Energy and power

Published on 21 January 2026

Written by Will Jones

Key developments in 2025

As reported recently by WTW, last year saw a softening in the renewable energy insurance market, with increased capacity and competition in the insurance of wind, solar and battery energy storage (BESS).

In addition to lower rates and increased product innovation, the last year has also seen changes to key policy terms and coverages.  These include lower deductibles and higher sub-limits (e.g. for hail/ wind), wider named peril sets, more generous defects cover (e.g. LEG3), and shorter DSU waiting periods.  A potential consequence of broader covers with lower deductibles is a rise in attritional claims (alongside the pervasive risk of large losses).  It remains to be seen whether this trend continues into 2026.

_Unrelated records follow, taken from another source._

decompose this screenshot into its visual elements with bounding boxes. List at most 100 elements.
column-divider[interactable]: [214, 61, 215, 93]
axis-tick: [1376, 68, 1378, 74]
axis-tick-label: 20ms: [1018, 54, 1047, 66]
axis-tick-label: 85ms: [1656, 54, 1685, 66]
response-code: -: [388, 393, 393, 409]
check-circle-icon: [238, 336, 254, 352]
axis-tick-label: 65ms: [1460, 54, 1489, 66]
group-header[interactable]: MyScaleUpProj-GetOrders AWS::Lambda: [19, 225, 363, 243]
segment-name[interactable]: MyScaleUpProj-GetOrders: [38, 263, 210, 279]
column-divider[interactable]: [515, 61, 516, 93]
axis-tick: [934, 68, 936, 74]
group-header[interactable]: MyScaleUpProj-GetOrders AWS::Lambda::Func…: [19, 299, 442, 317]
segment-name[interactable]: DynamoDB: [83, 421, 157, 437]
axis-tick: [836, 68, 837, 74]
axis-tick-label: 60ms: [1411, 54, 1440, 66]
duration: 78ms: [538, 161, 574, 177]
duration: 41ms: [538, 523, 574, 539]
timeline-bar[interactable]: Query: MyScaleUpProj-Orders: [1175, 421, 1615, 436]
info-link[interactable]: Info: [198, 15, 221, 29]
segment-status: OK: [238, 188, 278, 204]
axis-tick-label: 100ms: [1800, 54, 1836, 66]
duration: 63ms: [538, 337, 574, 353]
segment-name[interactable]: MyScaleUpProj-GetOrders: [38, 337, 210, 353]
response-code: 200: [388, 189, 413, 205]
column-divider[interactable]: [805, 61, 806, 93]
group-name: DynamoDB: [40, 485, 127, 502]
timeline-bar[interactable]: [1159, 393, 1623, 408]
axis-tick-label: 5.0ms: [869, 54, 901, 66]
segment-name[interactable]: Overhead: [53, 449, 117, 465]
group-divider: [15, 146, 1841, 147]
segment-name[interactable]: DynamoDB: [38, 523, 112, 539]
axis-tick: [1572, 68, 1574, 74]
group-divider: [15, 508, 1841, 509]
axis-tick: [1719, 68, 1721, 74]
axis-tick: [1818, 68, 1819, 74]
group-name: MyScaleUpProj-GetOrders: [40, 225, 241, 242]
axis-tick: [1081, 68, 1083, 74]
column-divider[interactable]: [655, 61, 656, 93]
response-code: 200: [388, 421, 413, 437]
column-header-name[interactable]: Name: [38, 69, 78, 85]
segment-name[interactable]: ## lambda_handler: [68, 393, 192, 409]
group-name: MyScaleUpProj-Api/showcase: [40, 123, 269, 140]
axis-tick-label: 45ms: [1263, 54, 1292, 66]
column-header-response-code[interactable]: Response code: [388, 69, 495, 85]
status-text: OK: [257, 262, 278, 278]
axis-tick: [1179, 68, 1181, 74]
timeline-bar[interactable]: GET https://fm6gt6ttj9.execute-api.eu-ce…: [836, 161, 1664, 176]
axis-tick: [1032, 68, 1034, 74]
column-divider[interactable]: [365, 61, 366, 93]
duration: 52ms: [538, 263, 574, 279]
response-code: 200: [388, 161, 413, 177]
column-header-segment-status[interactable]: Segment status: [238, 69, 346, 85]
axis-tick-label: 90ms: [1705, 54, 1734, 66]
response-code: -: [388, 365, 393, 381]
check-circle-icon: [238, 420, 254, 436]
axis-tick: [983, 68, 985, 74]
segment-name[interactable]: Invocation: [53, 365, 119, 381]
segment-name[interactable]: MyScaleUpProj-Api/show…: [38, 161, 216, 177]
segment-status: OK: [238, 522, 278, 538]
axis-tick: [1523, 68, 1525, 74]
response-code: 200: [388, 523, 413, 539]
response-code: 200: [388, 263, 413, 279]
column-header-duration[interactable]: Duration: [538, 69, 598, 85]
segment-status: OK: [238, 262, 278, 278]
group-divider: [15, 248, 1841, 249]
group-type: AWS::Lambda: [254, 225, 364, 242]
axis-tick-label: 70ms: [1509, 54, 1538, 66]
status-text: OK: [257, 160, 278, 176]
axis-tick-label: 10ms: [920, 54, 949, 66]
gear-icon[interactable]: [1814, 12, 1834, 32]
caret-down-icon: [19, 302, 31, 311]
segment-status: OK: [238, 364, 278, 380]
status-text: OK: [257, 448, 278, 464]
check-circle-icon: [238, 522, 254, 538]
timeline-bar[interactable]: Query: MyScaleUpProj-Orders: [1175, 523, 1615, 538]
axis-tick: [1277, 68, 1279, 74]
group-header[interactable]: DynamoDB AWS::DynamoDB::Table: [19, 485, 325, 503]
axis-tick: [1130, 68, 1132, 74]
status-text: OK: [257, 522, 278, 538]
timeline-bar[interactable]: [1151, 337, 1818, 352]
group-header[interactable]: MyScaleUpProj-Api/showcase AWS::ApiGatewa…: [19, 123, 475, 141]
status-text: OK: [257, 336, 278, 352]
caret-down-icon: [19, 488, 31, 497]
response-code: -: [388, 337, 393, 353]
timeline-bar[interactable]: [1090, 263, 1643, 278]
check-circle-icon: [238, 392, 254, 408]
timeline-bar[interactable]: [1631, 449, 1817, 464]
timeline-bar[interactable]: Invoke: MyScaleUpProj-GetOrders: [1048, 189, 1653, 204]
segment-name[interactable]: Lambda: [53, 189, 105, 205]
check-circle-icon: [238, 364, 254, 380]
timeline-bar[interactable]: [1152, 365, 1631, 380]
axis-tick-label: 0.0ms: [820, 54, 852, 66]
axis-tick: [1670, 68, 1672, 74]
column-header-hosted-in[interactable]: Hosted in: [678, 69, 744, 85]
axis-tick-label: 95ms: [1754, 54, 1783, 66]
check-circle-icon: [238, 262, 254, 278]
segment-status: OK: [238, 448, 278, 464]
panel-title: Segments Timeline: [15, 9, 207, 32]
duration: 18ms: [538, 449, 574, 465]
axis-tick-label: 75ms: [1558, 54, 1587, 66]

The last year has also seen a further shift towards multi-participant coinsurance arrangements – particularly in the context of projects and assets with novel technologies.  The arrangements include the use of the (re)insurance tower structures that have been more traditionally associated with oil and gas assets and projects.  These (re)insurance towers will necessitate the adoption, across the market, of effective claims handling protocols.

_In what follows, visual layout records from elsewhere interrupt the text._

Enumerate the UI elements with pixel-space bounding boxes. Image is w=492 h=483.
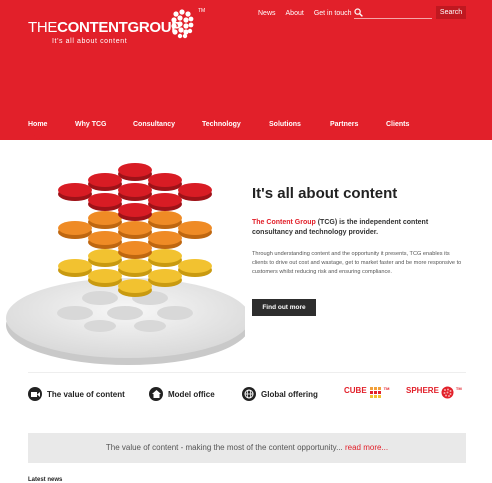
- hero-lead-brand: The Content Group: [252, 219, 316, 226]
- video-icon: [28, 387, 42, 401]
- nav-consultancy[interactable]: Consultancy: [133, 121, 175, 128]
- latest-news-heading: Latest news: [28, 477, 63, 483]
- hero-title: It's all about content: [252, 185, 398, 202]
- nav-partners[interactable]: Partners: [330, 121, 358, 128]
- top-nav: News About Get in touch: [258, 10, 352, 17]
- hero-lead: The Content Group (TCG) is the independe…: [252, 218, 464, 238]
- active-nav-indicator: [33, 134, 43, 140]
- disc: [178, 221, 212, 235]
- disc: [118, 203, 152, 217]
- disc: [148, 249, 182, 263]
- cube-icon: [369, 387, 381, 398]
- disc: [118, 241, 152, 255]
- sphere-icon: [441, 386, 454, 399]
- search-button[interactable]: Search: [436, 6, 466, 19]
- disc: [118, 183, 152, 197]
- value-banner: The value of content - making the most o…: [28, 433, 466, 463]
- logo-wordmark-bold: CONTENTGROUP: [57, 19, 182, 36]
- disc: [178, 259, 212, 273]
- cube-logo-icon: [171, 9, 194, 39]
- home-icon: [149, 387, 163, 401]
- sphere-brand-link[interactable]: SPHERE TM: [406, 386, 462, 399]
- disc: [148, 269, 182, 283]
- disc: [148, 211, 182, 225]
- hero-body: Through understanding content and the op…: [252, 251, 462, 275]
- feature-model-office[interactable]: Model office: [149, 387, 215, 401]
- search-input[interactable]: [366, 8, 430, 18]
- disc: [148, 173, 182, 187]
- disc: [58, 221, 92, 235]
- disc: [118, 279, 152, 293]
- cube-brand-label: CUBE: [344, 386, 367, 395]
- logo[interactable]: THECONTENTGROUP It's all about content T…: [28, 8, 205, 55]
- disc: [88, 231, 122, 245]
- disc: [118, 163, 152, 177]
- feature-value-of-content[interactable]: The value of content: [28, 387, 125, 401]
- search-icon: [354, 8, 363, 17]
- site-header: THECONTENTGROUP It's all about content T…: [0, 0, 492, 140]
- nav-solutions[interactable]: Solutions: [269, 121, 301, 128]
- logo-wordmark: THECONTENTGROUP: [28, 19, 181, 36]
- disc: [88, 269, 122, 283]
- feature-label: Global offering: [261, 389, 318, 399]
- nav-why-tcg[interactable]: Why TCG: [75, 121, 107, 128]
- search-box: [354, 8, 432, 19]
- top-nav-about[interactable]: About: [286, 10, 304, 17]
- disc: [118, 259, 152, 273]
- sphere-trademark: TM: [455, 386, 462, 391]
- nav-home[interactable]: Home: [28, 121, 47, 128]
- feature-label: The value of content: [47, 389, 125, 399]
- feature-global-offering[interactable]: Global offering: [242, 387, 318, 401]
- disc: [148, 231, 182, 245]
- sphere-brand-label: SPHERE: [406, 386, 439, 395]
- nav-clients[interactable]: Clients: [386, 121, 409, 128]
- read-more-link[interactable]: read more...: [345, 443, 388, 452]
- top-nav-news[interactable]: News: [258, 10, 276, 17]
- top-nav-get-in-touch[interactable]: Get in touch: [314, 10, 352, 17]
- globe-icon: [242, 387, 256, 401]
- logo-wordmark-thin: THE: [28, 19, 58, 36]
- hero-discs-illustration: [6, 163, 245, 365]
- disc: [178, 183, 212, 197]
- find-out-more-button[interactable]: Find out more: [252, 299, 316, 316]
- main-nav: Home Why TCG Consultancy Technology Solu…: [0, 121, 492, 133]
- disc: [88, 173, 122, 187]
- cube-trademark: TM: [383, 386, 390, 391]
- cube-brand-link[interactable]: CUBE TM: [344, 386, 389, 399]
- disc: [118, 221, 152, 235]
- disc: [88, 211, 122, 225]
- banner-text: The value of content - making the most o…: [105, 443, 343, 452]
- logo-trademark: TM: [198, 8, 206, 14]
- feature-bar: The value of content Model office Global…: [0, 382, 492, 408]
- disc: [58, 259, 92, 273]
- divider: [28, 372, 466, 373]
- nav-technology[interactable]: Technology: [202, 121, 241, 128]
- disc: [88, 193, 122, 207]
- disc: [148, 193, 182, 207]
- disc: [88, 249, 122, 263]
- logo-tagline: It's all about content: [52, 38, 128, 45]
- feature-label: Model office: [168, 389, 215, 399]
- disc: [58, 183, 92, 197]
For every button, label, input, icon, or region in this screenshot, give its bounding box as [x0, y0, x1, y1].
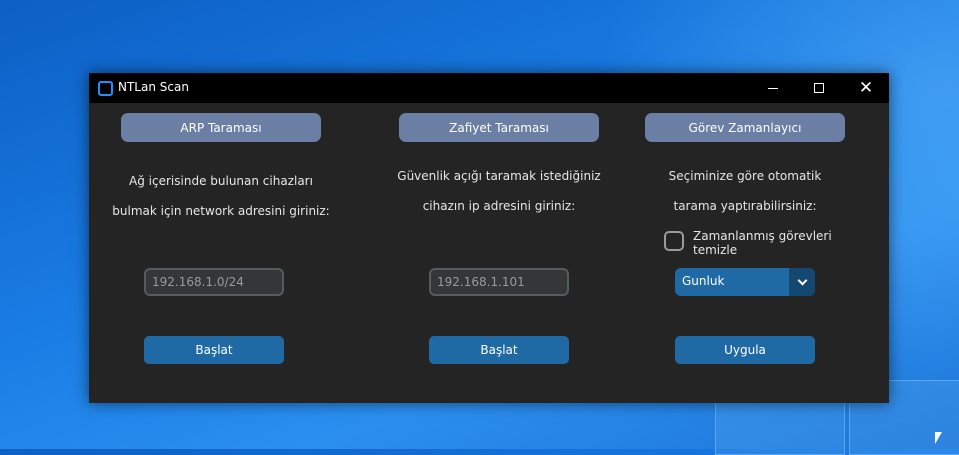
arp-start-button[interactable]: Başlat — [144, 336, 284, 364]
clear-scheduled-tasks-checkbox[interactable] — [664, 231, 684, 251]
arp-scan-header-button[interactable]: ARP Taraması — [121, 113, 321, 142]
vuln-scan-header-button[interactable]: Zafiyet Taraması — [399, 113, 599, 142]
chevron-down-icon — [797, 275, 807, 286]
schedule-frequency-dropdown[interactable]: Gunluk — [675, 268, 815, 296]
dropdown-selected-value: Gunluk — [682, 274, 725, 288]
minimize-button[interactable] — [750, 73, 796, 103]
dropdown-arrow-button[interactable] — [789, 268, 815, 296]
vuln-ip-input[interactable]: 192.168.1.101 — [429, 268, 569, 296]
vuln-description-line2: cihazın ip adresini giriniz: — [422, 199, 576, 213]
app-window: NTLan Scan ✕ ARP Taraması Ağ içerisinde … — [89, 73, 889, 403]
title-bar[interactable]: NTLan Scan ✕ — [89, 73, 889, 103]
arp-network-input[interactable]: 192.168.1.0/24 — [144, 268, 284, 296]
minimize-icon — [768, 87, 778, 89]
apply-button[interactable]: Uygula — [675, 336, 815, 364]
arp-description-line2: bulmak için network adresini giriniz: — [112, 204, 330, 218]
scheduler-header-button[interactable]: Görev Zamanlayıcı — [645, 113, 845, 142]
arp-description-line1: Ağ içerisinde bulunan cihazları — [129, 174, 313, 188]
scheduler-description-line2: tarama yaptırabilirsiniz: — [673, 199, 817, 213]
close-button[interactable]: ✕ — [843, 73, 889, 103]
maximize-button[interactable] — [796, 73, 842, 103]
mouse-cursor-icon — [935, 432, 942, 444]
app-icon — [98, 81, 113, 96]
close-icon: ✕ — [858, 77, 874, 98]
vuln-description-line1: Güvenlik açığı taramak istediğiniz — [397, 169, 601, 183]
window-title: NTLan Scan — [118, 80, 189, 94]
clear-scheduled-tasks-label[interactable]: Zamanlanmış görevleri temizle — [693, 229, 843, 257]
scheduler-description-line1: Seçiminize göre otomatik — [668, 169, 822, 183]
vuln-start-button[interactable]: Başlat — [429, 336, 569, 364]
maximize-icon — [814, 83, 824, 93]
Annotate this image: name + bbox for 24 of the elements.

What to look out for in 2026

We anticipate that 2026 will see a continuation of the claims inflation that we have seen in recent years across all corners of the energy and power market. 

In part, the rising cost of claims is a consequence of delays caused by supply chain issues.  During 2025 we have seen disruption to supply chains caused by geopolitical factors (such as the Trump administration's adoption of broad tariffs) and product scarcity (for example, the ongoing shortage of turbines in the face data centre demand).

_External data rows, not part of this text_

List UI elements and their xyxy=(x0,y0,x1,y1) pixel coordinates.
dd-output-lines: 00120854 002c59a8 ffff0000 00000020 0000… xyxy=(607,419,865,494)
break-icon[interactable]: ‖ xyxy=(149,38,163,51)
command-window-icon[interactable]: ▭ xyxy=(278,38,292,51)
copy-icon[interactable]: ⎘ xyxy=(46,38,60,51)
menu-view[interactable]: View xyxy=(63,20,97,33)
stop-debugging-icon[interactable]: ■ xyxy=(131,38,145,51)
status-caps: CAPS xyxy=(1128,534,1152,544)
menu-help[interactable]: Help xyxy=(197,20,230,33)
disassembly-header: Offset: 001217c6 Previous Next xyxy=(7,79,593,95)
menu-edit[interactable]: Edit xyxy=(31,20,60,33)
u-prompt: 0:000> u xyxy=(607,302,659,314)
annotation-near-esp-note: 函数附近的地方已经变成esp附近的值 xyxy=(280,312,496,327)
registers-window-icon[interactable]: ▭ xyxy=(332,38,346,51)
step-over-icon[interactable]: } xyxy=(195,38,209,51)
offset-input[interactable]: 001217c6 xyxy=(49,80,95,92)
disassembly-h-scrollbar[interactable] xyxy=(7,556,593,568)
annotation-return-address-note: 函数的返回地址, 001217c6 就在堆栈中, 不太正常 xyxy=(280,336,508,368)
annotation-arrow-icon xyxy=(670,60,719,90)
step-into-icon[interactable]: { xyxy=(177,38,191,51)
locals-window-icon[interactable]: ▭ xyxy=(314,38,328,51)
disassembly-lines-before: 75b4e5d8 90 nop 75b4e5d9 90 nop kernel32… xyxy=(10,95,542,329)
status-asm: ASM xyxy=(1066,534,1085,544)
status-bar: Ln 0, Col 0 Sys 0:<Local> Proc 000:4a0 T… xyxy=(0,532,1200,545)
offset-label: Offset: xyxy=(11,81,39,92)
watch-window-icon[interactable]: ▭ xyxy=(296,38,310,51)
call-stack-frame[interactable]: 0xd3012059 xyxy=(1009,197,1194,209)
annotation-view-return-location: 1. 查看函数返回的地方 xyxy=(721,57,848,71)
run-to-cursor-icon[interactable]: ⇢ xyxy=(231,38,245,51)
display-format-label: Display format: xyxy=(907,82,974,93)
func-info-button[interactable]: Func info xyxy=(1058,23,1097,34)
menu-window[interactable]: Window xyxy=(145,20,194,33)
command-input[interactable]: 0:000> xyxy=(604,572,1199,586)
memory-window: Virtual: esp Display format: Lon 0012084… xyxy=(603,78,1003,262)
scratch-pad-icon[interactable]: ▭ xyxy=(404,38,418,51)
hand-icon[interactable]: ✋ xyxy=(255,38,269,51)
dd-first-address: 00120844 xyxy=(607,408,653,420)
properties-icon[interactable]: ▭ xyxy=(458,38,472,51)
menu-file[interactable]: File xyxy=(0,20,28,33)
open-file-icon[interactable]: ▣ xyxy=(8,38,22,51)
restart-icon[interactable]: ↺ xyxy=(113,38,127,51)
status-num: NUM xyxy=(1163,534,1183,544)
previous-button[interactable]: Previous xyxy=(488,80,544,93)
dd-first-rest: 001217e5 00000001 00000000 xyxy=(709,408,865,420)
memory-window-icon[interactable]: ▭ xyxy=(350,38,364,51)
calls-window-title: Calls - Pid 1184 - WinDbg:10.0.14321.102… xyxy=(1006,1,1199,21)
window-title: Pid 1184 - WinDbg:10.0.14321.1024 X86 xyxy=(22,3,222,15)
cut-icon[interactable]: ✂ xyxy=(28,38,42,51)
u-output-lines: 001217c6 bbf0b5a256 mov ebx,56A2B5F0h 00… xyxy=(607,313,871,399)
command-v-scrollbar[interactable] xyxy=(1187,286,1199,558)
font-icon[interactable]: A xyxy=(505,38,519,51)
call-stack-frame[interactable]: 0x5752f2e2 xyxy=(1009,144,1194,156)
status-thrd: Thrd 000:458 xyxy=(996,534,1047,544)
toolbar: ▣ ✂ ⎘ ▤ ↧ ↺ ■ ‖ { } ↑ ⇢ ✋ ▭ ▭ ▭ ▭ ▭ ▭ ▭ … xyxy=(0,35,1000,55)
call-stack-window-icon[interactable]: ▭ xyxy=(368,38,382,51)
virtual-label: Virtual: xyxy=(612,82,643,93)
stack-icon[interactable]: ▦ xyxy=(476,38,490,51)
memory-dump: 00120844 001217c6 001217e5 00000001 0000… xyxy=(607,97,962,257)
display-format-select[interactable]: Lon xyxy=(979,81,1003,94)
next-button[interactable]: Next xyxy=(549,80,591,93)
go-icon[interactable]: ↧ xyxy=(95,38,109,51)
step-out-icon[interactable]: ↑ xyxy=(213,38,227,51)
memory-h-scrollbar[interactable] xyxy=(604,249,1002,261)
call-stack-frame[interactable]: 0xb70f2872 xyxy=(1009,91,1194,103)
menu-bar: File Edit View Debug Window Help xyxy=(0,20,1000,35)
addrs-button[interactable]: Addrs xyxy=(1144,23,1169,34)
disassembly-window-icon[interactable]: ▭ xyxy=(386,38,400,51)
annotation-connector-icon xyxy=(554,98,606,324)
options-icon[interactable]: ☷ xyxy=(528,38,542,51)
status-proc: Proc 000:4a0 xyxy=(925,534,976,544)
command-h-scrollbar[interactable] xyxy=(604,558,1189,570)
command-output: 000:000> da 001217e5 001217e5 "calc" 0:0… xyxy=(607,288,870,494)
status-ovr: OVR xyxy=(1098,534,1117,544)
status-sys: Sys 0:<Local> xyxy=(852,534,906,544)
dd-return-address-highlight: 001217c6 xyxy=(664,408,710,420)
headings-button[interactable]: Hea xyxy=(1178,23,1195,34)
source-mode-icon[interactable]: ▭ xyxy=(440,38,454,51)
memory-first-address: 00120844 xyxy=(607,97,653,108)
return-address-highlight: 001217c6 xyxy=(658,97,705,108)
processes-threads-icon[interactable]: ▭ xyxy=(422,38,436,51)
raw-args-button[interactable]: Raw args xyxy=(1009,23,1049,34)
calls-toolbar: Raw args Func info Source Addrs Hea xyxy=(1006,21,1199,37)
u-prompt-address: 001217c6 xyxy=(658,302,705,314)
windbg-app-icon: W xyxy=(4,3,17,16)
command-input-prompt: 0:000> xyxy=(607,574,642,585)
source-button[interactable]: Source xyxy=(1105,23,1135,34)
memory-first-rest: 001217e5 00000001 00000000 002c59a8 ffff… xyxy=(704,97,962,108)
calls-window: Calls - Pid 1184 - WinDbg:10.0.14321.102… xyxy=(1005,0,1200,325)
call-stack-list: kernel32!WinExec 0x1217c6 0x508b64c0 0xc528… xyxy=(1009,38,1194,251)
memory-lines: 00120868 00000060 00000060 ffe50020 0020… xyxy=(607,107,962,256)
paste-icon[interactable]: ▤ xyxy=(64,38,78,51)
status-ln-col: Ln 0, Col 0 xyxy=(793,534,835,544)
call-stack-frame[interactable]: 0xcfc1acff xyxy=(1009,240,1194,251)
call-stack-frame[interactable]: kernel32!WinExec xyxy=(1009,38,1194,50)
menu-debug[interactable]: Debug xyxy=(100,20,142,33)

Claims inflation has also been a function of the increased cost of work and materials. The cost of steel, spare parts, yard slots, labour, environmental compliance, salvage rates and geopolitical detours have all seen increases – with corresponding increases to repair costs/ claim quantum. 

Claims inflation has a number of potential and negative consequences.  The inflation can result in under-reserving, particularly in the context of long running disputes where reserves were put in place at an early stage, or under insurance.  The increase can also lead to attachment or allocation disputes with excess reinsurers. Relatedly, this can give rise to issues of late notification of losses.

In the context of offshore energy and marine losses, rising repair costs also have the potential to push more incidents towards the threshold of constructive total loss. This gives rise to complications in circumstances where a CTL is declared some time after the date of loss, including around the validity of any NOAs tendered and/or the extent to which the increased cost or repair was the consequence of delay. 

Combatting the rising costs of repair requires adjustment teams to remain realistic about the possibility of claims inflation and/or contingency. It also requires insurers to keep policy limits and sub-limits under close review as each claim progresses.